Récemment nous prenions fébrilement le volant d’une Mercedes 300 SL à Monthléry. Cette aventure a suscité beaucoup d’intérêt, jusqu’au sein de la division oldtimer de Mercedes, qui a même invité l’heureux propriétaire, un amateur français au goût très marqué pour les automobiles exceptionnelles, à participer au Concorso de la Villa d’Este 2012, sur les rives du Lac de Come, où elle a été primée.
Il était donc essentiel de revenir sur l’histoire exceptionnelle de cette voiture.
En 1955, les 24 Heures du Mans sont marquées par un dramatique accident. Mike Hawthorn, sur Jaguar, commet une manœuvre imprudente et contraint Lance Macklin à faire un écart.
Le Français Pierre Levegh, sur Mercedes 300 SLR ne peut éviterMacklin.
La SLR, propulsée dans la tribune faisant face aux stands, explose. Les débris de cette boule de feu bombardent le public. 84 spectateurs perdent la vie.
Alfred Neubauer, directeur de l’écurie Mercedes consulte Stuttgart et retire les voitures de la course.
L’évènement fait grand bruit, à l’échelle internationale. La course automobile devient subitement très mal perçue. La Suisse interdira toute course sur circuit jusqu’en 2007. La Carrera Panamericana disparaît du calendrier. Le débat sur la sécurité est lancé…
Dans ce contexte, Mercedes a évidement tout intérêt à la jouer profil bas. Ceci dit, un problème se pose. Aux Etats-Unis, la spectaculaire Mercedes 300SL à portes papillon ne remporte pas le succès escompté. L’espace de la salle d’exposition du talentueux importateur Max Hoffman était déjà accaparé par l’un de ces papillons. Chique, exclusive, la dernière bête de course de la marque à l’étoile, ne décolle pas.
Au début de la saison 1955, Paul O’Shea est employé comme vendeur chez Max Hoffman, également distributeur de la marque Porsche. A cette époque, O’Shea n’a plus couru depuis deux ans et trépigne. A la sortie de la Porsche Spyder, Hoffman demande à Paul O’Shea s’il veut prendre part aux 12 heures de Sebring au volant de l’une de ces Porsche.
O’Shea fait des merveilles durant l’épreuve et remporte la catégorie 1100 cc, offrant par là une belle visibilité à la marque allemande, peu titrée jusque là aux Etats-Unis. De retour à l’hôtel, O’Shea reçoit la visite de Heintz Gerth, l’un des employés de l’usine Mercedes. Déçus des performances en compétition de leur Gullwing, ils voudraient en confier le pilotage à O’Shea. Ce dernier ne se fait évidement pas prier.
Le coup d’essai a lieu à Cumberland. L’équipe technique est composée d’employés du garage de Hoffman et de bons éléments glanés de ci de là. Deux autres 300 SL et de redoutables Jaguar rugissent sur la ligne de départ. O’Shea démontre à nouveau une grande maestria et s’impose.

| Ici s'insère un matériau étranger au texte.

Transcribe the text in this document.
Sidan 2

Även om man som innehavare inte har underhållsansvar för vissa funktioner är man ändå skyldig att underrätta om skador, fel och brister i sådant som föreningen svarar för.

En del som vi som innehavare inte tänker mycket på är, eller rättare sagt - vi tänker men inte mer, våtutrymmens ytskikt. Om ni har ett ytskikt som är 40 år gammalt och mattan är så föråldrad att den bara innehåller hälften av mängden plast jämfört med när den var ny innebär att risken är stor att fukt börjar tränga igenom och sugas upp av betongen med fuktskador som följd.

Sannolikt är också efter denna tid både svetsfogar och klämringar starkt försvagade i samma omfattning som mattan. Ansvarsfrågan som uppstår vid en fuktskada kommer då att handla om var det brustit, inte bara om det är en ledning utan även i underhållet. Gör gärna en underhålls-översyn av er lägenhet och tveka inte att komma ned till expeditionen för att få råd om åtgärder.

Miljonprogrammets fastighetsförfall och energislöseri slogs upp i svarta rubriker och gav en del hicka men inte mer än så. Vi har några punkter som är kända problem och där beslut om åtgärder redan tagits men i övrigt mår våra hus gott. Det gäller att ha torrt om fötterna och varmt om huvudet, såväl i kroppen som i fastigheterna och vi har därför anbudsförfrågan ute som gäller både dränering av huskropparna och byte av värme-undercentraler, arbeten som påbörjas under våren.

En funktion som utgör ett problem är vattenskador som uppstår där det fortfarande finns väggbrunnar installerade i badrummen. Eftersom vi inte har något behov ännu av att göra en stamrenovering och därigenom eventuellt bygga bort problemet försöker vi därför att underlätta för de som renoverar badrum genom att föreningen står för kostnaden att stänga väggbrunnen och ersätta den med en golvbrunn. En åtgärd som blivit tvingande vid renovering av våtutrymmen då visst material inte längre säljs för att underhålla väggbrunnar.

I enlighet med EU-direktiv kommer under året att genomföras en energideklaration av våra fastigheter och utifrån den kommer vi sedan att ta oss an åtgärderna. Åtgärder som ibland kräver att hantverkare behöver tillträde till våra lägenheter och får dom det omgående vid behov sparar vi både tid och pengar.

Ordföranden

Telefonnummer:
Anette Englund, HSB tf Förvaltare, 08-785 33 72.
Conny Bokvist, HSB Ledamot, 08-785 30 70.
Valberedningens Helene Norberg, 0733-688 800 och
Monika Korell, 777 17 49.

L’usine Daimler-Mercedes est convaincue par cette performance et étend le programme à la saison complète. O’Shea est alors employé par l’usine mais continue à exploiter les installations de Hoffman et à rouler avec des 300SL de série.
La saison 1955 se déroule comme un charme. O’Shea aligne les succès dans le championnat S.C.C.A., le Sports Cars Club of America, si bien qu’il l’emporte à l’issue de la saison, en engrangeant à lui seul, toutes catégories confondues, le record de points de la saison.
En 1956, les deux voitures allouées aux exploits d’O’Shea viennent directement d’Allemagne. Sans être véritablement différentes de voitures client, ces deux voitures étaient soignées dans le détail. Des jantes Rudge, des amortisseurs et ressorts spécifiques, et un moteur bien assemblé permettaient à cette 300 SL d’affronter les circuits avec une étonnante vélocité.
Les deux voitures étaient engagées en compétition sous le nom de Georges Tilp, un grand amateur d’automobiles qui prêtait à Mercedes une partie de son garage du New Jersey. Le « team Georges Tilp », au sein duquel on parlait beaucoup allemand…, effectuait alors tous les tests et essais qui s’imposent à un programme en compétition.
1956 est à nouveau une saison pleine de succès pour O’Shea. Il mène 00021, la voiture de notre récent essai, comme un diable et est à nouveau détenteur du plus grand nombre de points. Une couronne supplémentaire sur le capot étoilé de la 300 SL.